In Berlin, Aleksandra Domanović, in her current show at Tanya Leighton Gallery, printed five variations of the ‘Belgrade hand’, invented by the Former Yugoslavian scientist Rajko Tomović and one of the earliest functioning robotic hands. Tomović designed this as a prosthetic for soldiers who had lost hands in the Second World War, but Domanović showed her models in different configurations, from an Indian gesture symbolizing fertility and love to a closed fist holding a wooden baton – ciphers to explore and reassert the overlooked position of women in modern technological development. Similarly mining the past for models, in his solo show exhibition at Future Gallery, Jon Rafman showed a 3D printed sculpture NAD (Zigzagman Malevich) (2013) – the first physical sculpture from his series New Age Demanded (2011–ongoing) – made as a digital rendering of a classical Greek bust overlaid with a Kazemir Malevich scribble. Yngve Holen’s recent show at Société zoned in on the 3D production process itself. A design for a unique security screw titled Hater Head was then 3D printed using the process of direct metal sintering. The artist simply presented the screws, the drill, and a drill bit on a shelf in the gallery space along with a video animation of the screw, which – like the non-user serviceable screws in Apple products – Holen could uniquely render and produce using this technology.

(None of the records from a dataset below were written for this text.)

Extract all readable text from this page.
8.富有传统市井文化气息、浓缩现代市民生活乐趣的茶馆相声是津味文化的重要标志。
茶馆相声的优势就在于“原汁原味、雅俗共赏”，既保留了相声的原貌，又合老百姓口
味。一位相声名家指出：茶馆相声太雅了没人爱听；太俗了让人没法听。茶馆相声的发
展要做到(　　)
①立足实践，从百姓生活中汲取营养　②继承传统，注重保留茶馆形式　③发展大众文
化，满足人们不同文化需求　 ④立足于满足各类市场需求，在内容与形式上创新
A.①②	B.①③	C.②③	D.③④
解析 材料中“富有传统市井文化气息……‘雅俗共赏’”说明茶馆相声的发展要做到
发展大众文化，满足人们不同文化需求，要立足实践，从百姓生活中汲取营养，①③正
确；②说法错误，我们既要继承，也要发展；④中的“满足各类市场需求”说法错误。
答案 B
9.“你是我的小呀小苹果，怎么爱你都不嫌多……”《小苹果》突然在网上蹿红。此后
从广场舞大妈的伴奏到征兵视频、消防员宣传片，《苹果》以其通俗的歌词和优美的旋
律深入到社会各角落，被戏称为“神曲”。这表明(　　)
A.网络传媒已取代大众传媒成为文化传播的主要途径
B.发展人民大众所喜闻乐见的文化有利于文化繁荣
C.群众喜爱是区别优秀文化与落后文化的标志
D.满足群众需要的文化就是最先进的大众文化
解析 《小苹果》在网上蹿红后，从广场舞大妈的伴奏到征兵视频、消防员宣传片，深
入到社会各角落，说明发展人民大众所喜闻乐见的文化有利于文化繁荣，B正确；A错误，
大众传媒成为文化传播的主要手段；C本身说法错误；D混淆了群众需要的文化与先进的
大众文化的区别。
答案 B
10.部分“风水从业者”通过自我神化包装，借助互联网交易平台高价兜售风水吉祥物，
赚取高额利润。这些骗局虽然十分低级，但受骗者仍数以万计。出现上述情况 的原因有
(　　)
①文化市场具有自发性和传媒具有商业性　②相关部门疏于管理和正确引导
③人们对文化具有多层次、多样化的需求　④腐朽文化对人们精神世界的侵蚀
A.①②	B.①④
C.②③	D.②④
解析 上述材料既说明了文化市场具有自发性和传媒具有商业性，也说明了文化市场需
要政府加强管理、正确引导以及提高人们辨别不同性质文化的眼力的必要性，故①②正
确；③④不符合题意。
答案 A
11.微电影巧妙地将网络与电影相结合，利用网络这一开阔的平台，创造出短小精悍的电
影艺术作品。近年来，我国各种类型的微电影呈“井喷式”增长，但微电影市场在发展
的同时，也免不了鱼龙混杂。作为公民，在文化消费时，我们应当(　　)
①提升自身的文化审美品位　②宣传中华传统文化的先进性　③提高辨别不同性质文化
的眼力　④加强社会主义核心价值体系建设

The possibility of creating objects using widely available and easily programmable software seems a liberating and democratizing one. Ethical questions of the open source access to the first 3D printed gun design aside, the possibility of pre-made 3D scans, easily accessible and printable, opens up an archival, archaeological treasure trove, much like the PDF format did for the dissemination and printing of documents and books. Laric is currently working with the The Collection and Usher Gallery in the UK to make 3D scans of their entire collection, comprising some two million pieces. This will then be a free online archive, with the possibility of printing the models, opening up the collection to the unprecedented possibility of numerous, almost perfect copies of the same object existing in circulation. One of the leading 3D manufacturers, Shapeways, based in New York with offices in Eindhoven, has started an online marketplace for artists and designers to buy and sell 3D printed designs that are then fabricated by the company in a seemingly limitless range of media.
While it would be simplistic to fetishize the technological process itself, it seems the technique mirrors in some small way the additional, accumulative nature afforded by the Internet’s flat ground economy. It’s 60-odd years since the US inventor and patent lawyer Chester Carlson invented the technique of electrophotography – the technology behind the Xerox photocopier – frustrated with having to copy out longhand from law books in the New York Public Library while studying for his law degree. Sixty years from now, will 3D printers be just as common, or just as obsolete?